Citing seemingly second-hand sources—American and European intel officials who’ve spoken with Brit counterparts—the NYT teases wordthat British officials have “picked up information that another team might be planning a synchronized bombing in London or elsewhere in Britain.”

The papers all note that British police yesterday—exactly four weeks after the attacks—had a massive presence on the Underground. Only the NYT plays up the apparent intel—”BRITAIN GOES ON HIGH ALERT, SPURRED BY HINT OF ATTACK.” It’s not hard to figure out the other papers’ hesitance. Read deep into the Times piece and things suddenly get murky. “I think the immediacy of [the threat info] has been toned down,” said one American official. It’s worth noting that the Times’ London-bombings coverage, particularly in the early days, has shown a tendency to 1) rely on secondary sources and 2) jump to conclusions.

The NYT and WP front two former employees of a pro-Israel lobbyist group, AIPAC, being indicted for passing along classified info to a foreign government. The Pentagon employee who gave them the info, Larry Franklin, has apparently been flipped by prosecutors. It’s nearly unheard of for nongovernment employees to be hit with such charges, but prosecutors seem to have a case thanks to the Espionage Act.

The LAT and WP front a right-wing Israeli settler—AWOL from the army—opening fire on a busload of Arabs in northern Israel, killing four people. A crowd overcame him and beat him to death. Israel’s Prime Minister Sharon strongly denounced the attacker, calling him a “blood-thirsty terrorist.”

The NYT also fronts the famine in the Niger. Though a recent drought has made things worse, the country has perennial problems—primitive farming, poor health care, etc. Perhaps that helps explain the international community’s response to the famine, which by May consisted of “7,000 tons of food and one $323,000 donation, from Luxembourg.”

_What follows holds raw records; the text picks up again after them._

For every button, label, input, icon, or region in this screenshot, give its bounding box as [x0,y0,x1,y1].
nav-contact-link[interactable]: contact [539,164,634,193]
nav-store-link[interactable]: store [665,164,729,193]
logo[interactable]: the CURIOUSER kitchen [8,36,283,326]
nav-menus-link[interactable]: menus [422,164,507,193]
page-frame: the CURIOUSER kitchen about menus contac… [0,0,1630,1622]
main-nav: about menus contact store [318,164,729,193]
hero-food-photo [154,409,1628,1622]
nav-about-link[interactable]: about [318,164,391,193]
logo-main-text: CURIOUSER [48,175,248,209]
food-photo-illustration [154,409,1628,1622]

Continuing its quixotic campaign in support of killing off the editorial page, today’s NYT devotes some of its precious space there to … an ode to blogs:

It’s natural enough to think of the growth of the blogosphere as a merely technical phenomenon. But it’s also a profoundly human phenomenon, a way of expanding and, in some sense, reifying the ephemeral daily conversation that humans engage in. Every day the blogosphere captures a little more of the strange immediacy of the life that is passing before us. Think of it as the global thought bubble of a single voluble species.

Remember, you read it in the Times first: Blogs are a “profoundly human phenomenon.”